Monitor and Check Experiments

How to check the experiment configuration

To check the configuration of the experiment, use the command:

autosubmit check EXPID

EXPID is the experiment identifier.

It checks experiment configuration and warns about any detected error or inconsistency. It is used to check if the script is well-formed. If any template has an inconsistency it will replace them for an empty value on the cmd generated. Options:

usage: autosubmit check [-h -nt] expid

  expid                 experiment identifier
  -nt                   --notransitive
                            prevents doing the transitive reduction when plotting the workflow
  -h, --help            show this help message and exit

Example:

autosubmit check cxxx

How to use check in running time:

In jobs_cxxx.yml , you can set check(default true) to check the scripts during autosubmit run cxx.

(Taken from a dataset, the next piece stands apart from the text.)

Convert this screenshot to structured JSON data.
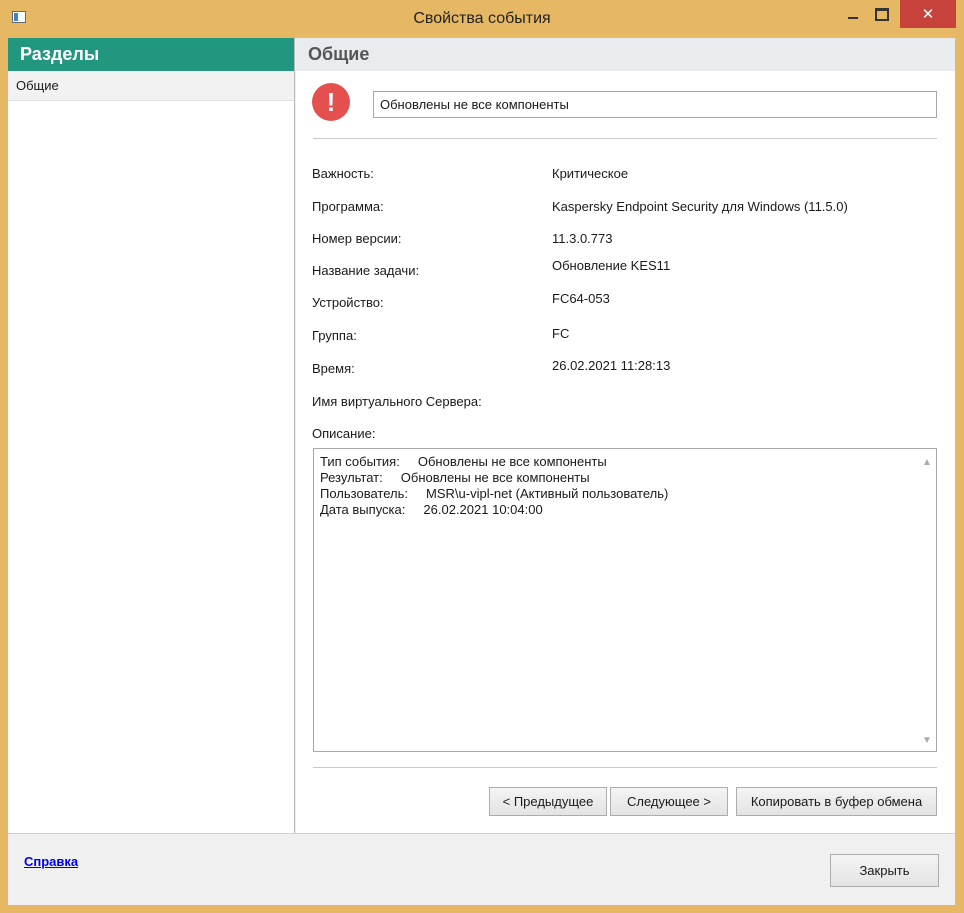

There are two parameters related to check:

  • CHECK: Controls the mechanism that allows replacing an unused variable with an empty string ( %_% substitution). It is TRUE by default.

  • SHOW_CHECK_WARNINGS: For debugging purposes. It will print a lot of information regarding variables and substitution if it is set to TRUE.

CHECK: TRUE or FALSE or ON_SUBMISSION # Default is TRUE
SHOW_CHECK_WARNINGS: TRUE or FALSE # Default is FALSE
CHECK: TRUE # Static templates (existing on `autosubmit create`). Used to substitute empty variables

CHECK: ON_SUBMISSION # Dynamic templates (generated on running time). Used to substitute empty variables.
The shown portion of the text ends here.